Hadoop startup Hortonworks, which spun off from Yahoo in 2011, had filed its paperwork with the Securities and Exchange Commission for an initial public offering.
That form, called the S-1, is available here. It shows that Hortonworks earned more than $33 million in revenue in the first nine months of 2014 (through September) while operating at a loss of nearly $88 million. Both metrics grew significantly on a year-over-year basis, with revenue almost doubling.
Hortonworks CEO Rob Bearden told me at our Structure Data conference last March that the company could be a $1 billion company 2017 or 2018.

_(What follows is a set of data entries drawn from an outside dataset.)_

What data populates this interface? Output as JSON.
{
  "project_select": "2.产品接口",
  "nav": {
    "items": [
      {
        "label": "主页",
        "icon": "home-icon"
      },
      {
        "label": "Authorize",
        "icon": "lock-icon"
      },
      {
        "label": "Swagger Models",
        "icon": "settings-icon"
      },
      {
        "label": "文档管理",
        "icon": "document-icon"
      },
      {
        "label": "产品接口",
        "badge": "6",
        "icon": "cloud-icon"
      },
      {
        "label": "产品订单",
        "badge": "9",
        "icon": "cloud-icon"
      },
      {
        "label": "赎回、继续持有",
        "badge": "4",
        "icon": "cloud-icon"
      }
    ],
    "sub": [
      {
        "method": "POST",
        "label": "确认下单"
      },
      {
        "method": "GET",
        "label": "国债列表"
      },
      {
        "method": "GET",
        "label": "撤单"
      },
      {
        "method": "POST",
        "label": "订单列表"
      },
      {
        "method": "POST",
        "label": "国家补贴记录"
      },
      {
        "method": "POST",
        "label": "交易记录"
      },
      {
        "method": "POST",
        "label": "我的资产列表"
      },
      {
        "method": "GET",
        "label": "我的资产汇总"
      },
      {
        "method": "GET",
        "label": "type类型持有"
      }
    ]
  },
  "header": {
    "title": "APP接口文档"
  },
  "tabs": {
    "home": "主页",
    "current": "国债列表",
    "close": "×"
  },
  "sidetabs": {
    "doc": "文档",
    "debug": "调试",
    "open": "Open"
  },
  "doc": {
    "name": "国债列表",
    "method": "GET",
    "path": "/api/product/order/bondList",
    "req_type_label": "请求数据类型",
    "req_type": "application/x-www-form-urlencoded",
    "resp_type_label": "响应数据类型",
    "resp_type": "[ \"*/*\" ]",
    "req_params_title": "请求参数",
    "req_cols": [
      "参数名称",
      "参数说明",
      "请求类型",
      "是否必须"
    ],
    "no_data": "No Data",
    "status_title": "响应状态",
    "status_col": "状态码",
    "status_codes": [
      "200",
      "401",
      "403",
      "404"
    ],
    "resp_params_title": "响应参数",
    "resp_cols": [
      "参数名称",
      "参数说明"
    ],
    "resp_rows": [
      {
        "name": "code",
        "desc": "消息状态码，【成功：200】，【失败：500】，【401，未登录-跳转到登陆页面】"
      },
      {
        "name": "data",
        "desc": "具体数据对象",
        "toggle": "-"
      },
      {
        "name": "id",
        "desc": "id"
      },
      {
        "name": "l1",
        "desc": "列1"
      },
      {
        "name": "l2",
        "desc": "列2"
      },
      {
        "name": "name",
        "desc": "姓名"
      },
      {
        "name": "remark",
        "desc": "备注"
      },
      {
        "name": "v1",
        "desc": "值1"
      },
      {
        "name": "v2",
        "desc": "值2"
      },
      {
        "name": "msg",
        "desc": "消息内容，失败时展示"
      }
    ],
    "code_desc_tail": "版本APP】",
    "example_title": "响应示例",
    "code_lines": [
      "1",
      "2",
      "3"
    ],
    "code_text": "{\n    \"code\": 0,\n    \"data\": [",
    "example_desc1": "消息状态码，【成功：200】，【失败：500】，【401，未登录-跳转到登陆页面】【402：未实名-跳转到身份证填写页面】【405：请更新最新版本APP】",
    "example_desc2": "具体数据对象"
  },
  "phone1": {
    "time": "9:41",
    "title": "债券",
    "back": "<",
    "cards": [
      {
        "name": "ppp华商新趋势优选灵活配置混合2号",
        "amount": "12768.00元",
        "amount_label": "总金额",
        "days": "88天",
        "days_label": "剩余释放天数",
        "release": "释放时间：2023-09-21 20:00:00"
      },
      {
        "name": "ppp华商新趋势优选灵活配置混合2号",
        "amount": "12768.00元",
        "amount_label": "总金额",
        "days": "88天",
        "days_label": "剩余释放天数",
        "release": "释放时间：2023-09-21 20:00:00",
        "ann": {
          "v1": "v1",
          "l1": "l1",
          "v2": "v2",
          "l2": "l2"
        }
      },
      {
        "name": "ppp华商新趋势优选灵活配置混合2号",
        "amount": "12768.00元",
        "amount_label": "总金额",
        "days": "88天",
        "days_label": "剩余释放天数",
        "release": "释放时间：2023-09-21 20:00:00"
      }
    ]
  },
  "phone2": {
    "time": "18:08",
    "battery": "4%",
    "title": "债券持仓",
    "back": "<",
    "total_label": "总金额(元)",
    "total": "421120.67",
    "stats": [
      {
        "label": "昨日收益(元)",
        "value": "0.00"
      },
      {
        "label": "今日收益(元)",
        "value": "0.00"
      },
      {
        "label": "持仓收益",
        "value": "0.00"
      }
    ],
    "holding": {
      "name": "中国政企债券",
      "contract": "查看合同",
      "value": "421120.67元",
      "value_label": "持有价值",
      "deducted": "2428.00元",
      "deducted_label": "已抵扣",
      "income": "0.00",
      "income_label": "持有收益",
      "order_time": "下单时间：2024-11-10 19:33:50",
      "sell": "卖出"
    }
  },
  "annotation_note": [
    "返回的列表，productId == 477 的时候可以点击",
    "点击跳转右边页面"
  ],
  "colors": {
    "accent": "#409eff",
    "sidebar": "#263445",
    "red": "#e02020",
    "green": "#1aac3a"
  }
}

Assuming Hortonworks filed for its IPO under the JOBS Act, the federal law that allows companies with less than $1 billion in annual revenue to undergo much the process confidentially, it is now under a “quiet period” for 21 days before it can begin its “road show” to investors. How long after that Hortonworks might be trading publicly depends on how fast the company wants to move. For example, Facebook waited more than three months between issuing its S-1 and going public, while Twitter did it in just over a month.
According to an April 2013 report by law firm Latham & Watkins, using data through March 31, 2013, companies operating under the JOBS Act “launched their roadshow 49 days after public filing (126 days after the first confidential submission) and priced 10 days after launch.”